Les champs perdus entre
les marais cherchent un peu d'air, suffoquent sous les eaux et les
briques. A chaque bouche passant le courant qui ne file pas entre les
fossés, l'eau noie l'alcool en vain. Les bouteilles se cognent aux
canettes. Un tocsin étouffé. Dans le creux des bois, les restes
consommés empilent leurs restes d'os et de mousse polyéther. Des
bras de fauteuil tendent leurs mains vermoulues au ciel. Quand la
distinction ne se fait plus d'avec les tourbières, on aperçoit la
danse des mousses à la surface, sur la scène des branches
flottantes et des pneus affleurants. Elle qui m'a encouragé à
sortir, pour me détendre, m'aérer, je sais déjà que je vais la
décevoir. Elle voulait me faire plaisir. Je vais rentrer renfrogné
des saletés des autres. De l'omniprésence de ce que je fuis lors
des marches. Les averses s'amplifient, le jean plaqué sur les
cuisses sert de mandataire au froid. Le reste, ça va. Une écharpe,
aurait été bien. La canne au sol ne claque pas, fait même moins de
bruit que l'eau. Le gros tire. Il rumine, ravale la vapeur de son
souffle. Il a bien pigé que le mousqueton restera enclenché. La
seule atteinte réelle du temps s'attaque aux yeux, qu'il plisse pour
parer les gouttes. Le reste, ça va. Pas froid, même ruisselant. Le
nez file partout, comme mes yeux. Pas sur les mêmes choses. Le
Davidoff réchauffe l'intérieur. Incongru, mais c'est fête, quand
même. Ce sera tout, il pleut trop pour réussir à garder un galo au
sec, même sous le chapeau. Au moins, les genoux tiennent, ne lâchent
pas.
Les façades chaudes
renferment leur bonheur, leur simili de bonheur. Les façades sont
mensongères, elles repoussent dans les bas-côtés leurs
encombrants, les embarras et les regards des passants, à ce qu'on
m'avait dit. Partout la route insinuée, du goudron, sale, gras,
huilé. Les voitures soulèvent des vagues qui s'écrasent dans les
rigoles, puis retournent aussi vite sur le macadam. L'eau est plus
libre que nous, nous passons le long de parcelles en parcelles, à
pas parcimonieux, sûrs. On ne peut pas dire qu'ils évitent les
flaques. Le sol entier est une flaque immense. Mais ce n'est pas le
climat et sa conséquence, qui lui donne une allure de terre gaste.

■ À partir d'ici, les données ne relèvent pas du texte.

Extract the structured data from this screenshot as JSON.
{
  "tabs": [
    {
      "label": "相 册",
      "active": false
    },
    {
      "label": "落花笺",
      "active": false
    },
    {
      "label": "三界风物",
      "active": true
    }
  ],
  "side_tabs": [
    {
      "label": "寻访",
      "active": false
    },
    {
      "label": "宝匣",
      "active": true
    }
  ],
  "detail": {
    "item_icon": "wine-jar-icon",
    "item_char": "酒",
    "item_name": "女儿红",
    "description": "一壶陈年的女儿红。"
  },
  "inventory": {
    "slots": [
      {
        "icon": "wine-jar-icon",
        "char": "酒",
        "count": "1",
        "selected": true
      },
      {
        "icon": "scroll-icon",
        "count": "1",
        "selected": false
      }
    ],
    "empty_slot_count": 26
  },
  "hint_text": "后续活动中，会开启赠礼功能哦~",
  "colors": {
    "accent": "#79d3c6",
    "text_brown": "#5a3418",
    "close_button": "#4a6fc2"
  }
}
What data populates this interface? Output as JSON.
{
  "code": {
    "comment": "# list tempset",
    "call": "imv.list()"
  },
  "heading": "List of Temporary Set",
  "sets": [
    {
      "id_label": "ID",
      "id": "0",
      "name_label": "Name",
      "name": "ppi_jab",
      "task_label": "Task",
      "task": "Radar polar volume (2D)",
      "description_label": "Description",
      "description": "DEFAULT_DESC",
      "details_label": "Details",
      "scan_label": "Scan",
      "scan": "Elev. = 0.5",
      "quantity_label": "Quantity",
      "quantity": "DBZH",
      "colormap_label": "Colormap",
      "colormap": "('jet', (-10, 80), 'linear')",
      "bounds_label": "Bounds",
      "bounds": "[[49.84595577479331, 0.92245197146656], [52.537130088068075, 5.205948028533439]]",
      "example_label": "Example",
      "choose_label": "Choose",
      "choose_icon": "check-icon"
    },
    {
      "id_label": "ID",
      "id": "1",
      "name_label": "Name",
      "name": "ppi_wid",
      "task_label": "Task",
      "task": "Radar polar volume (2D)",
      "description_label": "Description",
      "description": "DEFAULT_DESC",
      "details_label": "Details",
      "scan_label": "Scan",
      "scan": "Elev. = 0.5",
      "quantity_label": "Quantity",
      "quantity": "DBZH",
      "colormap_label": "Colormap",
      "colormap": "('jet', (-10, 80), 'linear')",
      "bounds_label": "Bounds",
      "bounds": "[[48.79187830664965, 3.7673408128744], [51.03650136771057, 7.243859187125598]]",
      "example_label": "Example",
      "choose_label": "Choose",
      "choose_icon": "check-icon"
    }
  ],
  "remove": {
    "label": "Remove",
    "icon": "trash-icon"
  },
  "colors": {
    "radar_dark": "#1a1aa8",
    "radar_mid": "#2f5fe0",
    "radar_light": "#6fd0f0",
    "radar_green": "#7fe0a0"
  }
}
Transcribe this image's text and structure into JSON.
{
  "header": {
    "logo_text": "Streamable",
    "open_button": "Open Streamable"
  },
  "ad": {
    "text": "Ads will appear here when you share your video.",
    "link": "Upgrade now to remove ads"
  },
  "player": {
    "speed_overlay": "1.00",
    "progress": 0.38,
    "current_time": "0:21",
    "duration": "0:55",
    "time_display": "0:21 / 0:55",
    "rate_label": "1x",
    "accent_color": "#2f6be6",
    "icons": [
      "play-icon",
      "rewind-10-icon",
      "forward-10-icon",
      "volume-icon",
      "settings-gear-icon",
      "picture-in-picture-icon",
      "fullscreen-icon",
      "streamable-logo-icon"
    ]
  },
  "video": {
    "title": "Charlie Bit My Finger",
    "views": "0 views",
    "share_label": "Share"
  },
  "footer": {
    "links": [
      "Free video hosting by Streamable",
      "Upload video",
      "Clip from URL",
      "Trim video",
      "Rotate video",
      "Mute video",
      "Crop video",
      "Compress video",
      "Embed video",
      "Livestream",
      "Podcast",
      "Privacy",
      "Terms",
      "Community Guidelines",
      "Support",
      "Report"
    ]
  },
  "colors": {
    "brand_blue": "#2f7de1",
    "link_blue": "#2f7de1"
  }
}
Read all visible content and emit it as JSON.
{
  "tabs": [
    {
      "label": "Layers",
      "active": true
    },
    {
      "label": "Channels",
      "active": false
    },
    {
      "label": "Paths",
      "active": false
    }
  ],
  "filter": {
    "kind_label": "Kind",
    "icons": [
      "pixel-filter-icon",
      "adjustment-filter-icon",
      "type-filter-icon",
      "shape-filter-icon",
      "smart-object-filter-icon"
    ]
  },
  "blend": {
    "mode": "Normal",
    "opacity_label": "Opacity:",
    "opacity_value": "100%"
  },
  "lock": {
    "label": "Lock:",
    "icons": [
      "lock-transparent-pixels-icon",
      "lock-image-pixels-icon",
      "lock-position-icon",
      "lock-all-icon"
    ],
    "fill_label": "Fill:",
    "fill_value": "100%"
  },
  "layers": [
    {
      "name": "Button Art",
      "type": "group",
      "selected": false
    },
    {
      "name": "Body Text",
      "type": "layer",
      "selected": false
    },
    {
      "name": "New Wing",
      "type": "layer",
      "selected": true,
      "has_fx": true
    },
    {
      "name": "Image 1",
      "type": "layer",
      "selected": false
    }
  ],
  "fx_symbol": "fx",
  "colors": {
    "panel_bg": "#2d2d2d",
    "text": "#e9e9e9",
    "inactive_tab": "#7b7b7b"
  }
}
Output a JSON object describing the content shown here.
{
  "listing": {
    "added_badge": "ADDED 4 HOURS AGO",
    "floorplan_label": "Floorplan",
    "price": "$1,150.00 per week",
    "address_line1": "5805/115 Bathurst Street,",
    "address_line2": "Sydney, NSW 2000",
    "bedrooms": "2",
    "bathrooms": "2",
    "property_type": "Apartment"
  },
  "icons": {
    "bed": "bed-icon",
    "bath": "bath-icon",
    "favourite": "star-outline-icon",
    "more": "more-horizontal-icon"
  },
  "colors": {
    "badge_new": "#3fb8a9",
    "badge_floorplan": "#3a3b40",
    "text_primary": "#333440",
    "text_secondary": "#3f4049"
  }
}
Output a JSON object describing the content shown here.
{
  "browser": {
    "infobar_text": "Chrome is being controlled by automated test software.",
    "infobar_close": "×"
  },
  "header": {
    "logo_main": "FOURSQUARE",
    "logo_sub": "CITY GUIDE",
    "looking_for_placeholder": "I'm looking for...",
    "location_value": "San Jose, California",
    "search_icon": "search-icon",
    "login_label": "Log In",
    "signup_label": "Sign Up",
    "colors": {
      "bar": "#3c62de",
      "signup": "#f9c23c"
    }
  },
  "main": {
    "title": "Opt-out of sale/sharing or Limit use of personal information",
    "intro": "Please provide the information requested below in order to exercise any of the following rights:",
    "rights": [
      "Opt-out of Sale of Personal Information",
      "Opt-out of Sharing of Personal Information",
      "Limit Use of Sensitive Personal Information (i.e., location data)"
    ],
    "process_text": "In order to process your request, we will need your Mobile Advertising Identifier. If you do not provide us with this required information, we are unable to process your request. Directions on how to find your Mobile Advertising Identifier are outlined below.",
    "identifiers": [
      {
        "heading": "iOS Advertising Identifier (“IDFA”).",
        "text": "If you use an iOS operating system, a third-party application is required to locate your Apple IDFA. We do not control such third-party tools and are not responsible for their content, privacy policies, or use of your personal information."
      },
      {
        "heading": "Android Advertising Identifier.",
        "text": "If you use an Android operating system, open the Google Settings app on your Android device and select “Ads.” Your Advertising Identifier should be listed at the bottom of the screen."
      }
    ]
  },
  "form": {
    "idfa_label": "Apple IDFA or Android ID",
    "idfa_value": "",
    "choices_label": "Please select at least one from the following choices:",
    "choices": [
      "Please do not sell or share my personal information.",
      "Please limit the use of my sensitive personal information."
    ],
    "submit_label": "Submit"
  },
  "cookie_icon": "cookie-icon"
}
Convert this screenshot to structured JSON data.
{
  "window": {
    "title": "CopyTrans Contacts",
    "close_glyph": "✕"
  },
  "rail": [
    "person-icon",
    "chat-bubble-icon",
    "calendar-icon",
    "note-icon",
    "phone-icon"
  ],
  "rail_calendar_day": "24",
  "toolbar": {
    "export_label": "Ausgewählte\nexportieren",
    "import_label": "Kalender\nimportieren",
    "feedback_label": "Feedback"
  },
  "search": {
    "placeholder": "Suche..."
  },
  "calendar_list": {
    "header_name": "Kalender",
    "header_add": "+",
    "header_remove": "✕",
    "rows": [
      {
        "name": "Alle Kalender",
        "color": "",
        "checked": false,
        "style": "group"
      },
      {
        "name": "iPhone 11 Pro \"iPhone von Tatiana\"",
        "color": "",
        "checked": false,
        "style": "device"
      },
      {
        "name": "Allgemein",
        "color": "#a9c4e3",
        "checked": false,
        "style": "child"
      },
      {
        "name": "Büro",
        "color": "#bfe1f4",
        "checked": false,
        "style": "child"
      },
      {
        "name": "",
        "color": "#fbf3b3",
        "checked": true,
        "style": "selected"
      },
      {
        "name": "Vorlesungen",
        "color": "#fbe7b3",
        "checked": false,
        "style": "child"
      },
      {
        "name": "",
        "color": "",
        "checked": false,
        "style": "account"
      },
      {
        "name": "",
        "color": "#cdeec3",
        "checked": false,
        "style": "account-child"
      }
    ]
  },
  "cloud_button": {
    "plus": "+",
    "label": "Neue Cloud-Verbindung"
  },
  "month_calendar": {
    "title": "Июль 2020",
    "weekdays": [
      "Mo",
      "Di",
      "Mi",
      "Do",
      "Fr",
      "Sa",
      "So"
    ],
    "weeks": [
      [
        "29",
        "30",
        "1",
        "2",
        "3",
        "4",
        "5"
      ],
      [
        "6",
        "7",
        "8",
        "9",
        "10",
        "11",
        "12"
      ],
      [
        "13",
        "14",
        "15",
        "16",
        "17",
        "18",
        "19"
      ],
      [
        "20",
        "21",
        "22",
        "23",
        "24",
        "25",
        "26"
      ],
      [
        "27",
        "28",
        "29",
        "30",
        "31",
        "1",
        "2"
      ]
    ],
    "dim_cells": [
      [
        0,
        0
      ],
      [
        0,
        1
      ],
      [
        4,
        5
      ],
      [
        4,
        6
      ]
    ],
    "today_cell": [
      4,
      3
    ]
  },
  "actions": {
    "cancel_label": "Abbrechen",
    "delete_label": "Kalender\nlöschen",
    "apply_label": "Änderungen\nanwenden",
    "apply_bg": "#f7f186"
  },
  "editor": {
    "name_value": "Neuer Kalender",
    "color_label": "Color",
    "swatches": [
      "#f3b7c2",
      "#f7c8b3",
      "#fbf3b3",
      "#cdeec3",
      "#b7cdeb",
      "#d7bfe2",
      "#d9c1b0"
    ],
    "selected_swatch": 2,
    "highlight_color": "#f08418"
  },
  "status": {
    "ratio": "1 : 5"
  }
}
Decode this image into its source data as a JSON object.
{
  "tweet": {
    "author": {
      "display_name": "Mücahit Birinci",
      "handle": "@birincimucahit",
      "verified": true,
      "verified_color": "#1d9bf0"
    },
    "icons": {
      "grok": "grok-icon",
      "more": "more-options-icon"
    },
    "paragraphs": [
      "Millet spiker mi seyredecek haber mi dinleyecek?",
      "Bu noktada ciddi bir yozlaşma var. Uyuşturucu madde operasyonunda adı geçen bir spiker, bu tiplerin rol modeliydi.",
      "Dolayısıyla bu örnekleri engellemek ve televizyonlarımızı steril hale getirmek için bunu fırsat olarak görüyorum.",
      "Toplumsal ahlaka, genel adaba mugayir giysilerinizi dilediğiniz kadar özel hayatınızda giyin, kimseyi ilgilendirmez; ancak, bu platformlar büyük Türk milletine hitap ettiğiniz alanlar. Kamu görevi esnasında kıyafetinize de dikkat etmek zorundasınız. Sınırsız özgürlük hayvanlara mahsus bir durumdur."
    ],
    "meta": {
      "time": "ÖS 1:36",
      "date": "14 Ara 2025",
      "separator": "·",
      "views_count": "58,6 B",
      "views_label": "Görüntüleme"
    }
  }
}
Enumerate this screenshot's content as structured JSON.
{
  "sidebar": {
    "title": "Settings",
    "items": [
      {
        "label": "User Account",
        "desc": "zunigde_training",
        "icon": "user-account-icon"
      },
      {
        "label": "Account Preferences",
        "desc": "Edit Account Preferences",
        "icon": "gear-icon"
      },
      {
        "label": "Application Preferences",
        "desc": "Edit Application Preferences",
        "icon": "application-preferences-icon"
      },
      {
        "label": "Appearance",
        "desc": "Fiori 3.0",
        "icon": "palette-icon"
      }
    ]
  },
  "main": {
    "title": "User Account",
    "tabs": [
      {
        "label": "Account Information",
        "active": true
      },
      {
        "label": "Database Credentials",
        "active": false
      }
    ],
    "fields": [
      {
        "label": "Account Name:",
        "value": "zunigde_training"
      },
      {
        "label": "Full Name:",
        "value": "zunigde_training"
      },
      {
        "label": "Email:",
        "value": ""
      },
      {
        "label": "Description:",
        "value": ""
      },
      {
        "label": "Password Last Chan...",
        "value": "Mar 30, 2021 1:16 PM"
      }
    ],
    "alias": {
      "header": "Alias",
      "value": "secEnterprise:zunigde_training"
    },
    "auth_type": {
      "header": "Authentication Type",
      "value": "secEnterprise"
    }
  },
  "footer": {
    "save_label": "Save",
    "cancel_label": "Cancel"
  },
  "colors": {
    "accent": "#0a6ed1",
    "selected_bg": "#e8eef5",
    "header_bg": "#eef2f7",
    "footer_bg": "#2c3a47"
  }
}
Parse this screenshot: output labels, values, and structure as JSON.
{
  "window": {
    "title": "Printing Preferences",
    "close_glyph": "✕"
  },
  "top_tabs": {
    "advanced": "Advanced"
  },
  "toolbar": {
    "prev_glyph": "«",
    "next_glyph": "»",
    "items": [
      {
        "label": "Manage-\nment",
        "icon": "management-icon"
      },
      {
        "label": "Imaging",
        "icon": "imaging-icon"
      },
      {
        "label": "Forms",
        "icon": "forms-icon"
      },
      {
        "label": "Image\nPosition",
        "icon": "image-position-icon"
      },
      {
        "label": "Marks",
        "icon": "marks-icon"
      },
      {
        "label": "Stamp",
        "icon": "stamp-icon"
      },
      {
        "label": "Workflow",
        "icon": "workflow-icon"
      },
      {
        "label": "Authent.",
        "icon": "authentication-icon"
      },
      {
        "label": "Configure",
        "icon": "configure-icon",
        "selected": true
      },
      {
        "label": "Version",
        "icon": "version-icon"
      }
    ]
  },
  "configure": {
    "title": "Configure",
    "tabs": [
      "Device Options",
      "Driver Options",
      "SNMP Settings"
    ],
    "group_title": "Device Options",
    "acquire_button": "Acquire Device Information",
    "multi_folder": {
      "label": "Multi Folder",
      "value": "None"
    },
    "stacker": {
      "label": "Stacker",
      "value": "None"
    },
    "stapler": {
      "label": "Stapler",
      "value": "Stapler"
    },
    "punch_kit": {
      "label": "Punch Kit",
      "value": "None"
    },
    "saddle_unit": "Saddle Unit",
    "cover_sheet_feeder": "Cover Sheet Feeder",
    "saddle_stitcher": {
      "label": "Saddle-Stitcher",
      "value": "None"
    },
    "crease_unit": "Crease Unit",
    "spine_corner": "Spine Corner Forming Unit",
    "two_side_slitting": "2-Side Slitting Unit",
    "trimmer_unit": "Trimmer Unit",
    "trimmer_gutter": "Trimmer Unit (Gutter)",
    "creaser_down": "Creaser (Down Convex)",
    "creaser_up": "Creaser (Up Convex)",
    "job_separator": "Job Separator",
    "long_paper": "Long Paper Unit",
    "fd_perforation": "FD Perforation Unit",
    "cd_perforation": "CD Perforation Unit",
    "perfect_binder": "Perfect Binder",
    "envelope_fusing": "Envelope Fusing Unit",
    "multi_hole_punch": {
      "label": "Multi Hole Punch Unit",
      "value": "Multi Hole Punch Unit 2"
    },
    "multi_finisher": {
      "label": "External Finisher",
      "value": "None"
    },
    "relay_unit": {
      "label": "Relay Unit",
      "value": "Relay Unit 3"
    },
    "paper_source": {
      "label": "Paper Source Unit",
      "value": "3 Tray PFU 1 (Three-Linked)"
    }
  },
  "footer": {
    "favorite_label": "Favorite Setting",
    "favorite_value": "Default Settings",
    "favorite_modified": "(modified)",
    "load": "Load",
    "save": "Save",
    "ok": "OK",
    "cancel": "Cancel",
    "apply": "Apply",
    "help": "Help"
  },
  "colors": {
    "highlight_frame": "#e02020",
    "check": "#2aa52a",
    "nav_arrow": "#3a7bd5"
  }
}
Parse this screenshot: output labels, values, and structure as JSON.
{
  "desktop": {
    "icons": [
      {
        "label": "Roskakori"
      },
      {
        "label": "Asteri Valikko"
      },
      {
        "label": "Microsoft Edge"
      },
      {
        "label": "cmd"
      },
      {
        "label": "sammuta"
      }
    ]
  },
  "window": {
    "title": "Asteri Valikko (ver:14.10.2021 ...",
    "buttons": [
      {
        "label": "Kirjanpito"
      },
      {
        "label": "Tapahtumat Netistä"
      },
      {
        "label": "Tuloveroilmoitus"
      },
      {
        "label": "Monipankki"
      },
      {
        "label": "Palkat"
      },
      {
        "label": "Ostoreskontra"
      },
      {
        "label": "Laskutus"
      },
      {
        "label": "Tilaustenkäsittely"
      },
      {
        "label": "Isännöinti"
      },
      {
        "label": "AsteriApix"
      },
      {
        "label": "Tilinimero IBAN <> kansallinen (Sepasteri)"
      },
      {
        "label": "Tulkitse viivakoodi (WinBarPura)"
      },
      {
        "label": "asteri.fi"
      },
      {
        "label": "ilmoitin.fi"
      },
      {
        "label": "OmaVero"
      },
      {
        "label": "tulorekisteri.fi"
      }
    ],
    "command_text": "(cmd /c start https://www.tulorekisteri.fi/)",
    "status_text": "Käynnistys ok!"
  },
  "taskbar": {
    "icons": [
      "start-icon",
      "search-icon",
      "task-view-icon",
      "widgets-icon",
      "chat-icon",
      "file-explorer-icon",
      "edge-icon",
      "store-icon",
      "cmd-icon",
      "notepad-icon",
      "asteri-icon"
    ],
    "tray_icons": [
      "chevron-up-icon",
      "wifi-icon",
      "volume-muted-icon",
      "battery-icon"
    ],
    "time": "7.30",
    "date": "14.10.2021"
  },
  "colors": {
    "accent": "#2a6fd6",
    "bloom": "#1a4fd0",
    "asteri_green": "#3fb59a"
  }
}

Au contraire, il fait partie du truc. Du truc à accepter pour
comprendre la région, l'intégrer. Goûter son « charme ».
Mais peut-être cette jalousie, cette obstination de mise en scène à
l'anglaise ratée, crasse. Où chacun se gausse de sa propriété. Sa
pêche privée, sa chasse réservée, l'emballage de son estomac
entassé à l'entrée. Comme si la terre n'avait attendue que ça. Et
l'eau de s'en gausser à son tour. Mais nous sommes tous deux bien
trop solides pour suivre son chemin. Solides... Mouep...
Je tente quand même de
frotter la pierre, le vent est un peu coupé, comme les doigts qui
dépassent des mitaines. Elle s'allume. La voie de chemin de fer nous
barre la route. Le TER passe. On aperçoit les regards bovins qui
observe le marcheur perdu entre les gouttes. Je suis aussi un peu
comme le train, comme les passagers du train. J'aperçois aussi les
regards. C'est moi qui passe. Le paysage se déroule linéaire, plat
comme si j'étais dans un de ces wagons. Humide. Un wagon-douche. On
file toujours le train. On rejoint toujours quelque chose, une voie
ferrée, un canal, une autre route. On rejoint toujours la voix des
hommes. On s'arrête toujours par la voix des hommes. On est toujours
arrêté par les voies des hommes. A prendre les sens des
trajectoires incertaines. Nous repassons un pont bitumé, encore. Il
lève la truffe, il a reconnu. Un soulagement dans la bête et une
tension dans la corde.
Non, ça n'a pas été la
fin du monde. Mais à y regarder, d'avoir un peu tracé, c'est la fin
d'un monde. Peu importe où il se trouve, en fin de compte, les
marches sont bien trop peuplées de tout ce qui n'est pas lui, le
monde est bien trop occupé de monde.